Loïc courait en tête, il n'entendait plus rien de ce qui se passait autour de lui. Il se sentait tellement bien à cet instant précis qu'il ne vit pas Red Burton se rapprocher dangereusement de lui. Il comprit trop tard son erreur. Une douleur lancinante traversa son épaule gauche ; sa vue se brouilla et il se sentit tomber de son cheval. Il allait mourir, piétiné par des centaines de chevaux en cavale.

Dans un dernier réflexe, il s'agrippa à l'encolure de Tonnerre et échappa de peu à la chute fatale. Remonter sur la selle d'un cheval lancé au grand galop était aussi difficile que périlleux mais Loïc était agile et souple, et malgré la fatigue, il réussit tant bien que mal à remonter.

- Je m'en souviendrai de cette course, se dit-il.

Ce déséquilibre avait fait ralentir Tonnerre, et d'autres concurrents en avaient profité pour le dépasser. Red Burton caracolait en tête de la course, ce qui eu pour effet d'enrager Loïc. Il tapota la croupe de Tonnerre et lui murmura à l'oreille :

- Vas-y Tonnerre ! Je sais que tu peux y arriver... On va tous les avoir !

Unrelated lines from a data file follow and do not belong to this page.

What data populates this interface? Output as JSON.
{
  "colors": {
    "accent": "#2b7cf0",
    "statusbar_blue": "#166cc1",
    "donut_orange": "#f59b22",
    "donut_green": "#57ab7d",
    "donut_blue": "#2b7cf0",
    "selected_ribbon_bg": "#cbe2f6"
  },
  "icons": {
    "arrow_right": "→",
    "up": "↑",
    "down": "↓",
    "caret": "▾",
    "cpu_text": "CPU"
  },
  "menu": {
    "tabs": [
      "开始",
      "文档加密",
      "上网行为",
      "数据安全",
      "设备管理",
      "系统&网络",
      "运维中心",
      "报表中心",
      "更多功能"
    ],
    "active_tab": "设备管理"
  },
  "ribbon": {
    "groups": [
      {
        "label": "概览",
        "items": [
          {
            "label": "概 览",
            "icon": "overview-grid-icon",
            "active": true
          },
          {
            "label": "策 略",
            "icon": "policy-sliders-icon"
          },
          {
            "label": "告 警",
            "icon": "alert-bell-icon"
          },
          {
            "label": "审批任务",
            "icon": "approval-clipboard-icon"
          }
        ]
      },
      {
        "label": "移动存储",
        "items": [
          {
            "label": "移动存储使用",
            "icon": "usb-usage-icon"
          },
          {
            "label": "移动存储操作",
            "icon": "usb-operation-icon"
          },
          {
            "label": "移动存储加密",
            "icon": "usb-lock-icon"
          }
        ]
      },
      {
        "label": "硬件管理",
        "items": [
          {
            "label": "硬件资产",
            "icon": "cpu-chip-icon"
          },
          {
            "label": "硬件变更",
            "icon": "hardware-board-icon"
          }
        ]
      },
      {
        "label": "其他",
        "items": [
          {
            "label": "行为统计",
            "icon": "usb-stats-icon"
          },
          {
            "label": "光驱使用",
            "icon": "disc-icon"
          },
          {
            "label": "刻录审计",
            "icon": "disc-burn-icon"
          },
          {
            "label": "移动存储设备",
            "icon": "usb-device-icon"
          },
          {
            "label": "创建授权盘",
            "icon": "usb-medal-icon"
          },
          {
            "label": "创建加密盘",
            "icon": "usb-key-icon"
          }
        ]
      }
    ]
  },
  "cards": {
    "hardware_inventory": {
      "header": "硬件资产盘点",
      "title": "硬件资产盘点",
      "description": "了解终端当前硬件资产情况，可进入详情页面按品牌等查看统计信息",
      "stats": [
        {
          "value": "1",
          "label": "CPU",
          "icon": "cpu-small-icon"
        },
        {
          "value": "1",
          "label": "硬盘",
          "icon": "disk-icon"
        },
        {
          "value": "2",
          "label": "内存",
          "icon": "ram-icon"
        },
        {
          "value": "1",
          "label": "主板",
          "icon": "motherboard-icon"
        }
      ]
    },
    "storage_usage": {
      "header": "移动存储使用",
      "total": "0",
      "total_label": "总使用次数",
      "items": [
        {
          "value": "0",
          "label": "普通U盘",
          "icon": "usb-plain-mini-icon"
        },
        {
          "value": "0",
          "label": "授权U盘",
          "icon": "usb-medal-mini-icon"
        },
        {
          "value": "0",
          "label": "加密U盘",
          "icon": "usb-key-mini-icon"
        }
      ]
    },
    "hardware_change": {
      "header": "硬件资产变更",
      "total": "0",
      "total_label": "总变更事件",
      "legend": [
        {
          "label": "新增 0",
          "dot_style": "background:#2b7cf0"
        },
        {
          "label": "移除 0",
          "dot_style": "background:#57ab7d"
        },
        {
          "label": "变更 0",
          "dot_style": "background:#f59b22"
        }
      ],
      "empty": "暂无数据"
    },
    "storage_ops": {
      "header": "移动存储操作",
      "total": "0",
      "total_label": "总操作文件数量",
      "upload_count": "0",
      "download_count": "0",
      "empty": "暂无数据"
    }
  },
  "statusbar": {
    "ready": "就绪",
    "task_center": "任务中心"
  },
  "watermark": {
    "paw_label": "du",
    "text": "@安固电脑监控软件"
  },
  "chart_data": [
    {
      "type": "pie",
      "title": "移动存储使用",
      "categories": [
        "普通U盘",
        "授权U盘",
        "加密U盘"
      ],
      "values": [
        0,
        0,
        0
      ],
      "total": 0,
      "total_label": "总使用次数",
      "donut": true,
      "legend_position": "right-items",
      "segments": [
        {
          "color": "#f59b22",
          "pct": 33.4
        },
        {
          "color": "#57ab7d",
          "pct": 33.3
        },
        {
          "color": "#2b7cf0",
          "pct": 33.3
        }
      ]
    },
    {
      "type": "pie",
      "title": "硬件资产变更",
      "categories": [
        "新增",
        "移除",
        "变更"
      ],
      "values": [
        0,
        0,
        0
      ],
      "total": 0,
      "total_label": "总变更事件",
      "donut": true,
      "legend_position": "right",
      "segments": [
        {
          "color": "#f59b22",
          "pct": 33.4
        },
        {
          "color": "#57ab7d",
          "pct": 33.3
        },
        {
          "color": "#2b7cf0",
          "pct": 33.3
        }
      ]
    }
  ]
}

Tonnerre se surpassa ; on aurait dit que ses sabots ne touchaient plus terre tellement il filait. Loïc se cramponna aux rennes malgré la vive douleur qui se répandait dans tout son bras à présent. L'arrivée n'était plus qu'à quelques mètres. Red Burton se rapprochait de lui ; il arriva à sa hauteur. La ligne d'arrivée était en vue. Dans un dernier effort, Loïc franchit la ligne. Tonnerre ralentit et s'arrêta. Toute son énergie s'envola d'un coup et Loïc tomba de son cheval en voulant mettre pied à terre. Il entendit un tonnerre d'applaudissement provenant des gradins : la foule s'était levée et faisait une ovation au gagnant. Il ne comprit pas immédiatement ce qui s'est passé par la suite ; son épaule lui faisait mal, il ne sentait plus ses membres, son esprit était confus... la dernière chose qu'il vit fut un tourbillon de visages penchés sur lui et il s'évanouit.